The core of this production line is two fully domestic chips: the Loongson 3C6000 processor and the Taichu Yuanqi T100 AI accelerator card. The Loongson 3C6000 is entirely self-developed, from instruction set to microarchitecture. Taichu Yuanqi emerged from the National Supercomputing Center in Wuxi and a Tsinghua University team, adopting a heterogeneous many-core architecture.
At full capacity, this line produces one server every 5 minutes. The total investment for this production line is 1.1 billion yuan, with an expected annual output of 100,000 units.
More importantly, clusters based on these domestic chips, comprising tens of thousands of cards, have begun undertaking real large model training tasks.
In January 2026, Zhipu AI, in collaboration with Huawei, released GLM-Image, the first SOTA image generation model fully trained from start to finish relying on domestic chips. In February, China Telecom's billion-parameter "Star" large model completed its full training process on a domestic 10,000-card computing pool in Shanghai's Lingang.
The significance of these cases is that they prove one thing: domestic chips have transitioned from "usable for inference" to "usable for training." This is a qualitative change.

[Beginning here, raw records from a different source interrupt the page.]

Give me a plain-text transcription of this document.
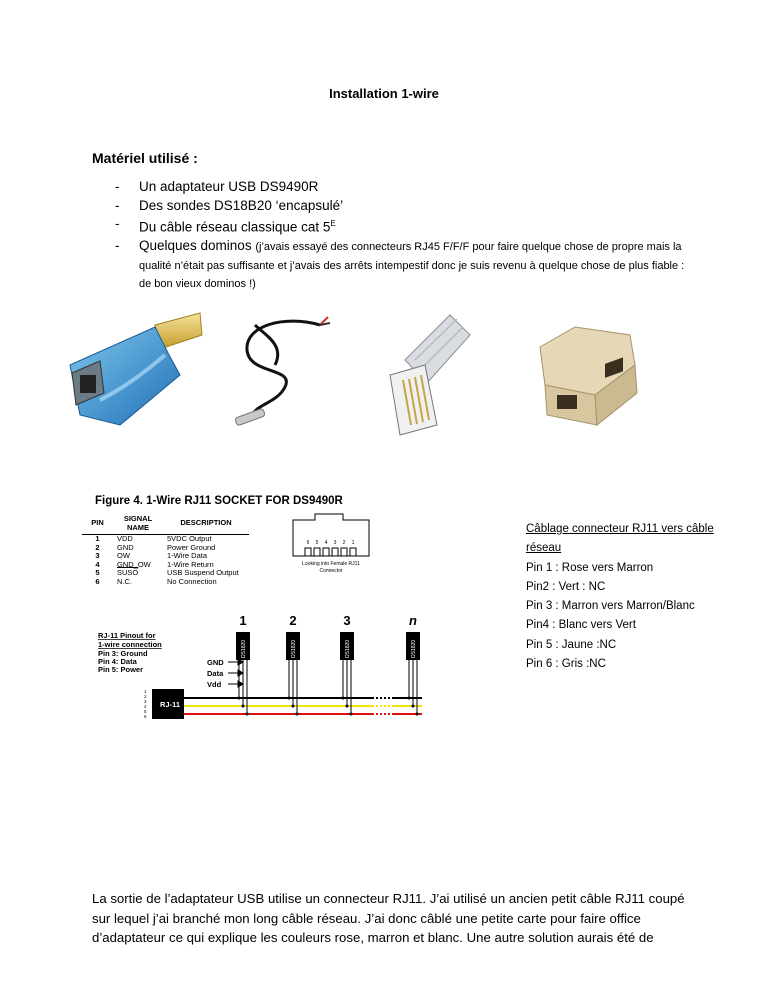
Installation 1-wire
Matériel utilisé :
- Un adaptateur USB DS9490R
- Des sondes DS18B20 ‘encapsulé’
- Du câble réseau classique cat $5^E$
- Quelques dominos (j’avais essayé des connecteurs RJ45 F/F/F pour faire quelque chose de propre mais la qualité n’était pas suffisante et j’avais des arrêts intempestif donc je suis revenu à quelque chose de plus fiable : de bon vieux dominos !)
Figure 4. 1-Wire RJ11 SOCKET FOR DS9490R
PIN	SIGNAL NAME	DESCRIPTION
1	VDD	5VDC Output
2	GND	Power Ground
3	OW	1-Wire Data
4	GND_OW	1-Wire Return
5	SUSO	USB Suspend Output
6	N.C.	No Connection
6 5 4 3 2 1
Looking into Female RJ11
Connector
1	2	3	n
RJ-11 Pinout for
1-wire connection
Pin 3: Ground
Pin 4: Data
Pin 5: Power
GND
Data
Vdd
RJ-11
1
2
3
4
5
6
DS1820	DS1820	DS1820	DS1820
Câblage connecteur RJ11 vers câble
réseau
Pin 1 : Rose vers Marron
Pin2 : Vert : NC
Pin 3 : Marron vers Marron/Blanc
Pin4 : Blanc vers Vert
Pin 5 : Jaune :NC
Pin 6 : Gris :NC
La sortie de l’adaptateur USB utilise un connecteur RJ11. J’ai utilisé un ancien petit câble RJ11 coupé sur lequel j’ai branché mon long câble réseau. J’ai donc câblé une petite carte pour faire office d’adaptateur ce qui explique les couleurs rose, marron et blanc. Une autre solution aurais été de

Inference only requires running a pre-trained model, which places relatively lower demands on the chip; training requires processing massive data, performing complex gradient calculations and parameter updates, demanding an order of magnitude higher requirements for chip computing power, interconnect bandwidth, and software ecosystem.
The core force承担这些任务 (undertaking these tasks) is Huawei's Ascend series chips. As of the end of 2025, the Ascend ecosystem had surpassed 4 million developers, with over 3,000 partners; 43 mainstream large models completed pre-training based on Ascend, and over 200 open-source models were adapted. At the MWC conference on March 2, 2026, Huawei also launched its new computing base, SuperPoD, for overseas markets.
Ascend 910B's FP16 computing power is already comparable to NVIDIA's A100. Although the gap still exists, it has gone from unusable to usable, and from usable to becoming good. Ecosystem building cannot wait until the chips are perfect; it must be rolled out on a large scale at the usable stage, using real business needs to force the iteration of chips and software. ByteDance, Tencent, and Baidu's targets for importing domestic computing servers普遍较上一年翻倍增长 (generally doubled compared to the previous year) in 2026. Data from the Ministry of Industry and Information Technology shows China's intelligent computing scale has reached 1590 EFLOPS. 2026 is becoming the first year of large-scale deployment for domestic computing.
U.S. Power Shortages and China's Overseas Expansion
In early 2026, Virginia, which carries a large amount of data center traffic globally, suspended approval for new data center construction projects. Georgia followed suit, extending the suspension until 2027. Illinois and Michigan also introduced restrictions.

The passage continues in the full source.